Our village hall, just before the commencement of one of our annual concerts, is as good a place as I know for the exchange of confidences. I had been up to see Burt about Cora. After what Mrs. Bradley had suggested, I was resolved upon making a few guarded enquiries. He gave me beer and answered my questions with what I could only regard as suspicious readiness. I made the village concert the excuse for introducing the subject. As a matter of fact, I pretended not to know that Cora McCanley was to be absent for any length of time from the Bungalow, and represented myself as an agent from Mrs. Coutts with the request that Cora would do us a song and dance item if she returned from her tour in time. Of course, had Burt known Mrs. C. as I do, he would never have swallowed this. Anything less like Cora McCanley’s idea of a song and dance show than the average item in the average vil
lage concert in Saltmarsh can scarcely be imagined. Mrs. Coutts exercises a rigid censorship over the concert programme and would be about as agreeable to the Folies Bergère taking part as to anyone of Cora’s reputation doing so. Burt, however, was not wise to this, and he answered, quite civilly, that Cora was off to God-knows-where in some bleeding high-kicking revue, and would only return when the boss bunked with the gross takings. His expressions, of course, not mine.
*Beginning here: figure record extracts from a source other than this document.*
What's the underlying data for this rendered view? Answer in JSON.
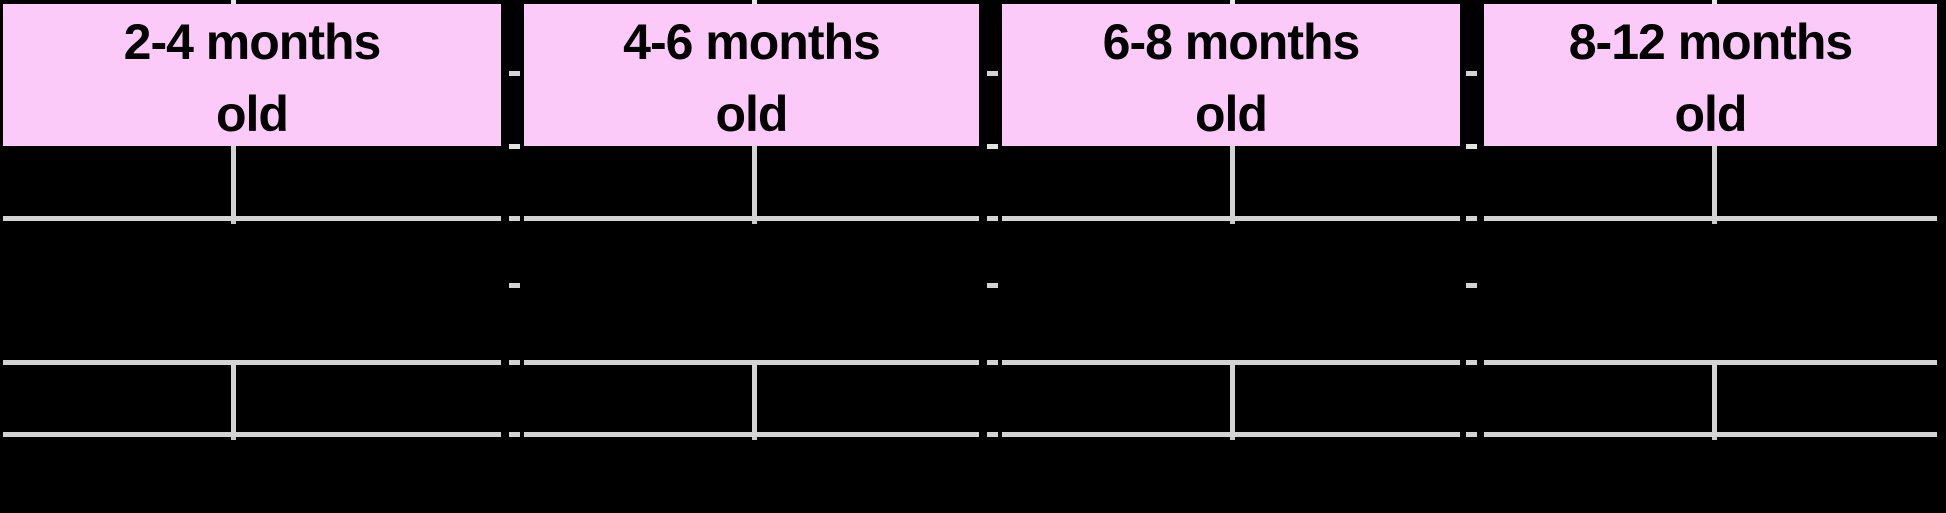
{
  "diagram": {
    "columns": [
      {
        "label_line1": "2-4 months",
        "label_line2": "old"
      },
      {
        "label_line1": "4-6 months",
        "label_line2": "old"
      },
      {
        "label_line1": "6-8 months",
        "label_line2": "old"
      },
      {
        "label_line1": "8-12 months",
        "label_line2": "old"
      }
    ],
    "colors": {
      "background": "#000000",
      "header_fill": "#FCCAF8",
      "header_text": "#000000",
      "line": "#D4D4D4",
      "tick": "#E8E8E8"
    }
  }
}
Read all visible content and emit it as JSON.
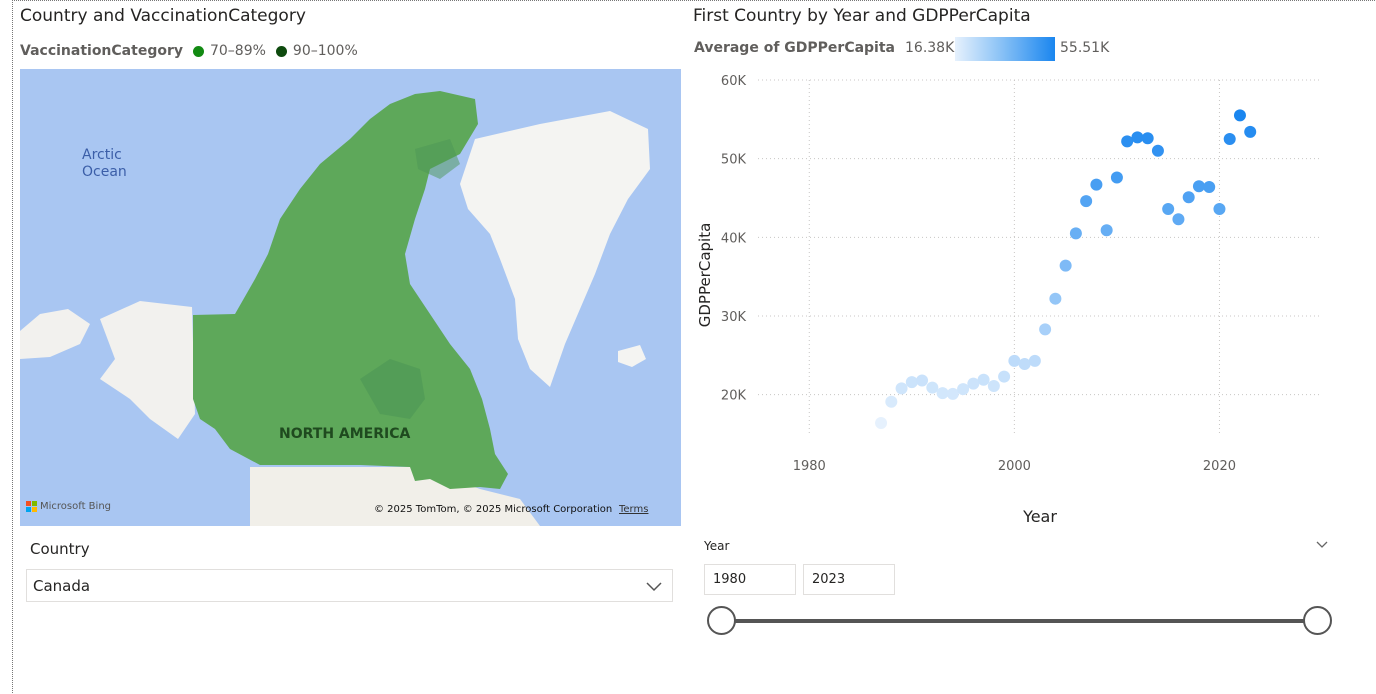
{
  "left_visual": {
    "title": "Country and VaccinationCategory",
    "legend": {
      "title": "VaccinationCategory",
      "items": [
        {
          "label": "70–89%",
          "color": "#128a12"
        },
        {
          "label": "90–100%",
          "color": "#0e4a0e"
        }
      ]
    },
    "map": {
      "ocean_label_1": "Arctic",
      "ocean_label_2": "Ocean",
      "region_label": "NORTH AMERICA",
      "bing_label": "Microsoft Bing",
      "copyright": "© 2025 TomTom, © 2025 Microsoft Corporation",
      "terms": "Terms",
      "country_fill": "#5ea85a",
      "water_color": "#a9c6f2"
    }
  },
  "country_slicer": {
    "header": "Country",
    "selected": "Canada"
  },
  "right_visual": {
    "title": "First Country by Year and GDPPerCapita",
    "legend": {
      "title": "Average of GDPPerCapita",
      "min_label": "16.38K",
      "max_label": "55.51K"
    }
  },
  "year_slicer": {
    "header": "Year",
    "from": "1980",
    "to": "2023",
    "range_start_value": 1980,
    "range_end_value": 2023
  },
  "chart_data": {
    "type": "scatter",
    "title": "First Country by Year and GDPPerCapita",
    "xlabel": "Year",
    "ylabel": "GDPPerCapita",
    "xlim": [
      1975,
      2030
    ],
    "ylim": [
      15000,
      60000
    ],
    "x_ticks": [
      1980,
      2000,
      2020
    ],
    "y_ticks": [
      20000,
      30000,
      40000,
      50000,
      60000
    ],
    "y_tick_labels": [
      "20K",
      "30K",
      "40K",
      "50K",
      "60K"
    ],
    "grid": true,
    "color_scale": {
      "min": 16380,
      "max": 55510,
      "min_color": "#e6f1fd",
      "max_color": "#1a86ef"
    },
    "points": [
      {
        "x": 1987,
        "y": 16400
      },
      {
        "x": 1988,
        "y": 19100
      },
      {
        "x": 1989,
        "y": 20800
      },
      {
        "x": 1990,
        "y": 21600
      },
      {
        "x": 1991,
        "y": 21800
      },
      {
        "x": 1992,
        "y": 20900
      },
      {
        "x": 1993,
        "y": 20200
      },
      {
        "x": 1994,
        "y": 20100
      },
      {
        "x": 1995,
        "y": 20700
      },
      {
        "x": 1996,
        "y": 21400
      },
      {
        "x": 1997,
        "y": 21900
      },
      {
        "x": 1998,
        "y": 21100
      },
      {
        "x": 1999,
        "y": 22300
      },
      {
        "x": 2000,
        "y": 24300
      },
      {
        "x": 2001,
        "y": 23900
      },
      {
        "x": 2002,
        "y": 24300
      },
      {
        "x": 2003,
        "y": 28300
      },
      {
        "x": 2004,
        "y": 32200
      },
      {
        "x": 2005,
        "y": 36400
      },
      {
        "x": 2006,
        "y": 40500
      },
      {
        "x": 2007,
        "y": 44600
      },
      {
        "x": 2008,
        "y": 46700
      },
      {
        "x": 2009,
        "y": 40900
      },
      {
        "x": 2010,
        "y": 47600
      },
      {
        "x": 2011,
        "y": 52200
      },
      {
        "x": 2012,
        "y": 52700
      },
      {
        "x": 2013,
        "y": 52600
      },
      {
        "x": 2014,
        "y": 51000
      },
      {
        "x": 2015,
        "y": 43600
      },
      {
        "x": 2016,
        "y": 42300
      },
      {
        "x": 2017,
        "y": 45100
      },
      {
        "x": 2018,
        "y": 46500
      },
      {
        "x": 2019,
        "y": 46400
      },
      {
        "x": 2020,
        "y": 43600
      },
      {
        "x": 2021,
        "y": 52500
      },
      {
        "x": 2022,
        "y": 55500
      },
      {
        "x": 2023,
        "y": 53400
      }
    ]
  }
}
“Oh,” I said, affecting to be considerably dashed. “Then you don’t think she will be back by to-morrow week?”
“I don’t know anything about it. I haven’t even the faintest idea where she is. I don’t even know the name of the people who are running the show, and, except that she is supposed to be touring the North-Eastern counties with the soul-destroying, hick and hayseed, damnation stuff, I couldn’t put a finger on Cora for the next few weeks for any money you offered me.”
I went away, a sadder, and, of course, a wiser man. Horrible suspicions nestled like adders in my mind.
“And when she does come back,” said Burt, as he saw me off the premises, “she’ll get what’s coming to her. That’s how.”
“What do you mean?” I asked. He explained. Cora was “going gay” as I believe the saying is. A man, and so on. His remarks were expressive, but not edifying. A bit of a brute, I should say. And yet, of course, if he really thought she was coming back, he couldn’t possibly have murdered her. And yet, again, if he wished to disprove any wild rumours of her death—I went straight to Mrs. Bradley and confided to her my doubts and fears. For or against Burt, so to speak. She shook her head.
She said, “Please don’t say anything to him about my suspicions of Cora McCanley’s death. I don’t want the poor boy going round with a hatchet.”
“Poor boy!” I snorted. At least it was intended for a snort. They are not easy words to snort, of course. “Do you know he used to beat her?”